Il Teatro dei Pupi di Siracusa va alla conquista della Capitale. All’Acquario romano di Piazza Manfredo Fanti, domenica 5 luglio alle 19, va in scena la prima mondiale di Tosca, il capolavoro di Giacomo Puccini, per la prima volta interpretato dai pupi siciliani, Patrimonio culturale immateriale dell’Unesco. Un incontro inedito tra opera lirica e teatro di figura, in cui il gesto antico del pupo diventa corpo visivo del canto e la voce umana trova nel legno, nei fili e nel movimento una nuova forza scenica. La scelta dell’Acquario romano, oggi Casa dell’Architettura, ha un valore simbolico: l’edificio, inaugurato nel 1887, ha custodito per decenni le scenografie del Teatro dell’Opera, lo stesso teatro in cui la Tosca di Puccini debutta il 14 gennaio 1900. In questo luogo, la tradizione lirica incontra l’opera dei pupi in una prima mondiale che unisce Siracusa e Roma, Ortigia e l’Esquilino, memoria popolare e grande musica. L’evento, riservato a istituzioni, corpi diplomatici e personalità della cultura nazionale e internazionale, nasce dalla collaborazione tra il Teatro Vaccaro-Mauceri di Siracusa, compagnia depositaria di una tradizione plurisecolare, e l’Accademia Costume & moda, punto di riferimento formativo a livello europeo. Sul palco, oltre sessanta professionisti tra artisti lirici, pupari, orchestrali, costumisti e maestranze. L’iniziativa è un progetto sostenuto dal Ministero della Cultura e dalla Siae nell’ambito del programma Per chi crea, dall’Assessorato alla Cultura di Roma Capitale e con la sponsorship di Esri Italia.

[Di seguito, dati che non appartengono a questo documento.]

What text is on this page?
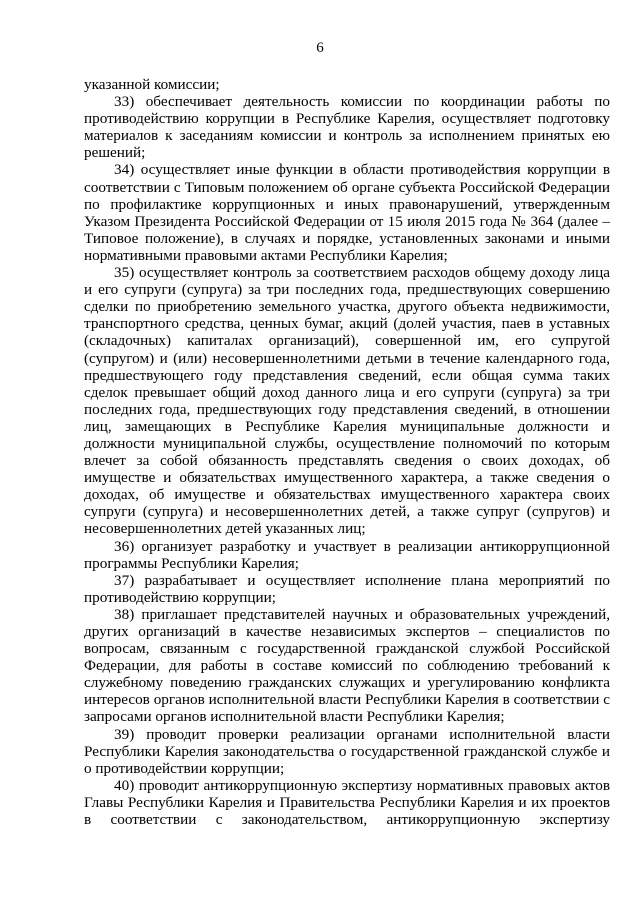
6

указанной комиссии;

33) обеспечивает деятельность комиссии по координации работы по противодействию коррупции в Республике Карелия, осуществляет подготовку материалов к заседаниям комиссии и контроль за исполнением принятых ею решений;

34) осуществляет иные функции в области противодействия коррупции в соответствии с Типовым положением об органе субъекта Российской Федерации по профилактике коррупционных и иных правонарушений, утвержденным Указом Президента Российской Федерации от 15 июля 2015 года № 364 (далее – Типовое положение), в случаях и порядке, установленных законами и иными нормативными правовыми актами Республики Карелия;

35) осуществляет контроль за соответствием расходов общему доходу лица и его супруги (супруга) за три последних года, предшествующих совершению сделки по приобретению земельного участка, другого объекта недвижимости, транспортного средства, ценных бумаг, акций (долей участия, паев в уставных (складочных) капиталах организаций), совершенной им, его супругой (супругом) и (или) несовершеннолетними детьми в течение календарного года, предшествующего году представления сведений, если общая сумма таких сделок превышает общий доход данного лица и его супруги (супруга) за три последних года, предшествующих году представления сведений, в отношении лиц, замещающих в Республике Карелия муниципальные должности и должности муниципальной службы, осуществление полномочий по которым влечет за собой обязанность представлять сведения о своих доходах, об имуществе и обязательствах имущественного характера, а также сведения о доходах, об имуществе и обязательствах имущественного характера своих супруги (супруга) и несовершеннолетних детей, а также супруг (супругов) и несовершеннолетних детей указанных лиц;

36) организует разработку и участвует в реализации антикоррупционной программы Республики Карелия;

37) разрабатывает и осуществляет исполнение плана мероприятий по противодействию коррупции;

38) приглашает представителей научных и образовательных учреждений, других организаций в качестве независимых экспертов – специалистов по вопросам, связанным с государственной гражданской службой Российской Федерации, для работы в составе комиссий по соблюдению требований к служебному поведению гражданских служащих и урегулированию конфликта интересов органов исполнительной власти Республики Карелия в соответствии с запросами органов исполнительной власти Республики Карелия;

39) проводит проверки реализации органами исполнительной власти Республики Карелия законодательства о государственной гражданской службе и о противодействии коррупции;

40) проводит антикоррупционную экспертизу нормативных правовых актов Главы Республики Карелия и Правительства Республики Карелия и их проектов в соответствии с законодательством, антикоррупционную экспертизу
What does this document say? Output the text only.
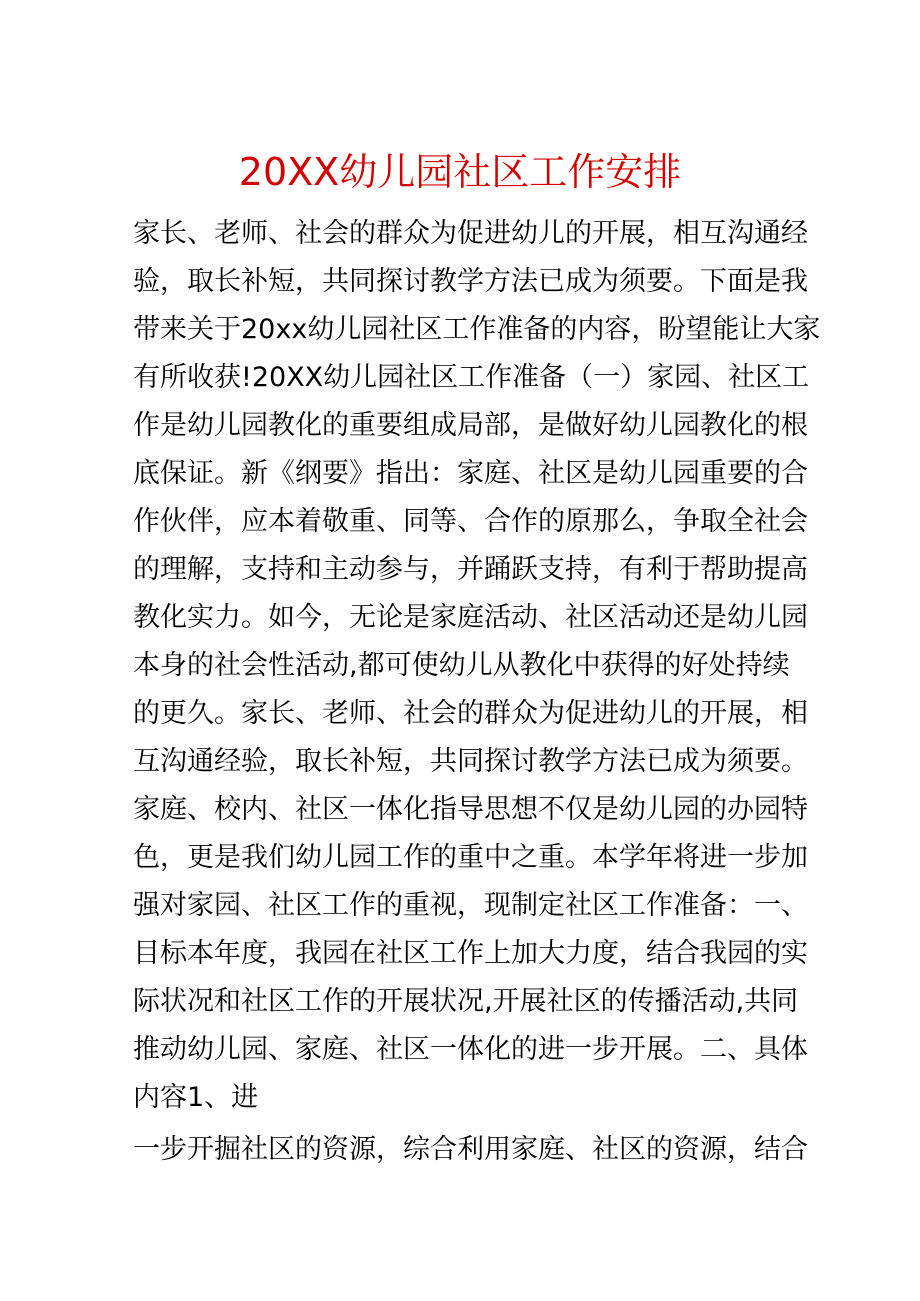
20XX幼儿园社区工作安排
家长、老师、社会的群众为促进幼儿的开展，相互沟通经
验，取长补短，共同探讨教学方法已成为须要。下面是我
带来关于20xx幼儿园社区工作准备的内容，盼望能让大家
有所收获!20XX幼儿园社区工作准备（一）家园、社区工
作是幼儿园教化的重要组成局部，是做好幼儿园教化的根
底保证。新《纲要》指出：家庭、社区是幼儿园重要的合
作伙伴，应本着敬重、同等、合作的原那么，争取全社会
的理解，支持和主动参与，并踊跃支持，有利于帮助提高
教化实力。如今，无论是家庭活动、社区活动还是幼儿园
本身的社会性活动,都可使幼儿从教化中获得的好处持续
的更久。家长、老师、社会的群众为促进幼儿的开展，相
互沟通经验，取长补短，共同探讨教学方法已成为须要。
家庭、校内、社区一体化指导思想不仅是幼儿园的办园特
色，更是我们幼儿园工作的重中之重。本学年将进一步加
强对家园、社区工作的重视，现制定社区工作准备：一、
目标本年度，我园在社区工作上加大力度，结合我园的实
际状况和社区工作的开展状况,开展社区的传播活动,共同
推动幼儿园、家庭、社区一体化的进一步开展。二、具体
内容1、进
一步开掘社区的资源，综合利用家庭、社区的资源，结合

A introdurre la presenza romana del Teatro Vaccaro Mauceri sarà, da oggi fino al 5 luglio, la mostra Trame di eroi, ospitata alla Sala Santa Rita di Roma. L’esposizione, a ingresso libero, presenterà pupi e abiti realizzati dal maestro puparo Alfredo Mauceri (nella foto), custode di un’arte che continua a trasformare materia, memoria e racconto in teatro vivo. La Tosca proposta all’Acquario romano, con la direzione artistica di Antonino Maletta, è una versione della durata di circa un’ora e trenta minuti, costruita attorno alle scene più intense del dramma pucciniano: dall’incontro tra Floria Tosca e Mario Cavaradossi nella Basilica di Sant’Andrea della Valle, alla tensione del secondo atto a Palazzo Farnese con il barone Scarpia, fino all’epilogo sui bastioni di Castel Sant’Angelo, dove risuona la celebre aria E lucevan le stelle. I pupi della Compagnia Vaccaro-Mauceri non imitano il canto: lo amplificano. Attraverso postura, gesto plastico e presenza scenica, diventano il doppio visivo dei cantanti, restituendo al pubblico una Tosca nuova, essenziale, solenne e profondamente teatrale. Ad accompagnare lo spettacolo dal vivo sarà l’Orchestra Cilea, diretta dal maestro Francesco Attardi. I costumi di scena sono firmati dagli studenti al secondo anno del Diploma accademico di primo livello dell’Accademia Costume & moda, coordinati dal maestro Andrea Viotti, direttore del Dipartimento costumi: creazioni pensate per dialogare con la gestualità dei pupi ed esaltarne il movimento, in una sintesi originale tra sartoria e artigianato teatrale.